Walnut Room this way

Walnut Room this way

Friday, March 29, 2013

Concordia Parish Courthouse, Vidalia, Louisiana

 In 1939, the entire town of Vidalia, Louisiana was relocated (www.crt.state.la.us/hp/nationalregister/nhl/parish15/scans/15012001.pdf).  The courthouse was demolished, and this "restrained example of the Art Deco style" erected.  The four-story brick and stone building was designed by architect J. W. Smith & Associates, and built by M. T. Reed Construction Company.  While private contractors (and non-federal funds) built the courthouse, WPA workmen were involved in laying out the site, due to the relocation of the town.
 A Greek Key design runs around the building in the belt course, delineating the first and second story.

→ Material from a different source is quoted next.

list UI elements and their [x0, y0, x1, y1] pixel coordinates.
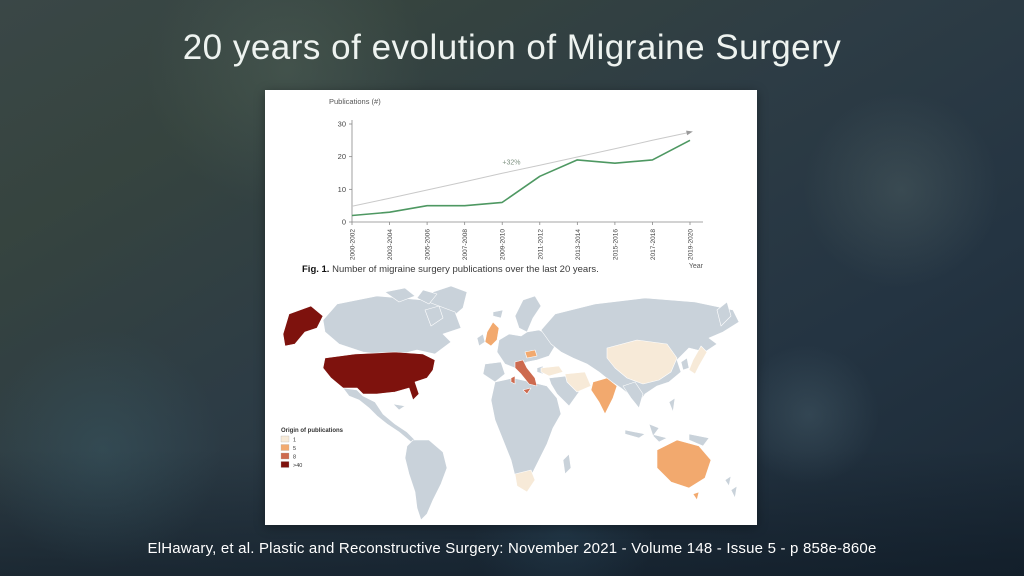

Fluted pilasters of stone separate the bays.
The jail was housed on the fourth floor, and even though it is no longer there, and there is a new modern (wasn't Art Deco modern in 1939?) courthouse--a spiffy glass, steel, and concrete design that I yearned to capture, but the rain was not cooperative that day), the bars remain in the windows.

You might wonder what occasioned the relocation of an entire town, particularly in 1939.  Vidalia's location on the Mississippi River is a major clue--in fact, it's the only clue.  Following the Great Flood of 1927, the Corps of Engineers (apparently, it took them over 10 years to determine this and take action, a feat not unlike their delay in assessing the danger of levees in New Orleans pre-Katrina and then failing to take action until after Katrina) determined that flood control necessitates more than levees, and proposed straightening the bend in the Mississippi at Giles Point north of Vidalia.  Natchez sits on top of the bluff opposite Vidalia, so the town sacrificed in the federal flood control project was Vidalia. Washington pressure was brought to bear to relocate the town inland, however, and WPA funds were allocated to--literally--move the town.

Workers laid out new streets and sidewalks six blocks inland, and jacked up and moved, on rollers, over 100 homes and commercial buildings.  The remainder of the homes and businesses were demolished and rebuilt on the new plats.